Karol Markowicz

Karol Markowicz

Parenting

I’m always stuck doing my kids’ homework — and it’s not their fault

If you’ve ever wondered exactly how many pictures of dolls there are in the American Girl catalogue, which magically arrives at our home addressed to our 6-year-old as if she had her own Visa card, I can now assure you that there are more than 100.

I know this because I painstakingly cut out 100 of them for my daughter to glue onto a board for her 100th-day-of-school project.

If you Google “100th day of school project” (and if, like me, you have three children and a job and decide to get started on it the day before it is due, you will be Googling), you’ll find thousands of ideas for a project that seems to exist in schools all across the country.

You’ll also find plenty of posts from parents tearing their hair out and wondering, “Why am I doing homework?”

The fact is, so much of the homework assigned to kids these days has a parental component. I have a smart, independent, motivated daughter, but it would take her three days to cut out 100 pictures of something for her project.

As it was, it took me over an hour to do it, and it took her another hour to glue them on. She’s in kindergarten — why are we spending multiple hours on homework?

More importantly, why am I? Shouldn’t any homework assigned to the child be limited to their independent abilities?
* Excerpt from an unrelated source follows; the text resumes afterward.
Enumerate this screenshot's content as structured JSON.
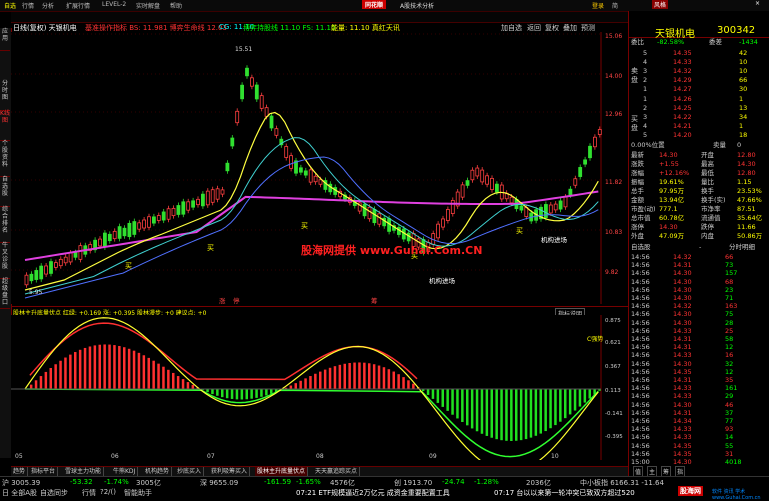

You’d think that it would get easier as a child gets older and acquires more skills to do his or her own work, but, in fact, it only gets worse as the work gets harder.

While blame can certainly go to overzealous parents who want their precious snowflakes to get high marks on their projects, it’s actually the education system that’s at fault for not tailoring a curriculum to what children are actually able to do on their own.

A column in The Atlantic last March explained how assigned science projects are way over a child’s ability and ultimately seem like a project for parents:

“Much of the parental anger seems to stem from the fact that the bulk of science fairs ask children to produce something, in some cases competitively, that is well beyond their abilities.

“Last year my son, who was in third grade at the time, came home with a sheet of paper from his school that listed three categories for appropriate projects: developing a hypothesis and conducting an experiment to test that theory, inventing something new, or researching ‘something specific.’ The guidelines listed ‘whales’ as an example of something specific.

“Given that my son was 8 years old, the idea that he could, on his own, do any single one of these things seemed ludicrous.”

M, a Manhattan mother of three who wishes to remain anonymous, said it’s so bad in middle school, she overhears moms say to their kids, “Come and look at your project so you’ll know which one is
yours.”

Worst of all, parental help with homework likely does more harm than good. One book, “The Broken Compass: Parental Involvement With Children’s Education,” found that the help actually leads to a “decline in achievement.”

Which makes sense: If a kid can’t identify which science project is his, he probably didn’t learn anything from the assignment at all.

It’s time to end the insanity and leave parents out of the homework process. We already have our own homework — either work from our jobs, which continues long after official work hours are over, or housework, or any number of things adults have to do that shouldn’t involve glue sticks and cardboard.

And by the way, you’re welcome for that American Girl doll catalogue idea.

Karol Markowicz lives in Brooklyn and writes in between helping with her kids’ homework projects.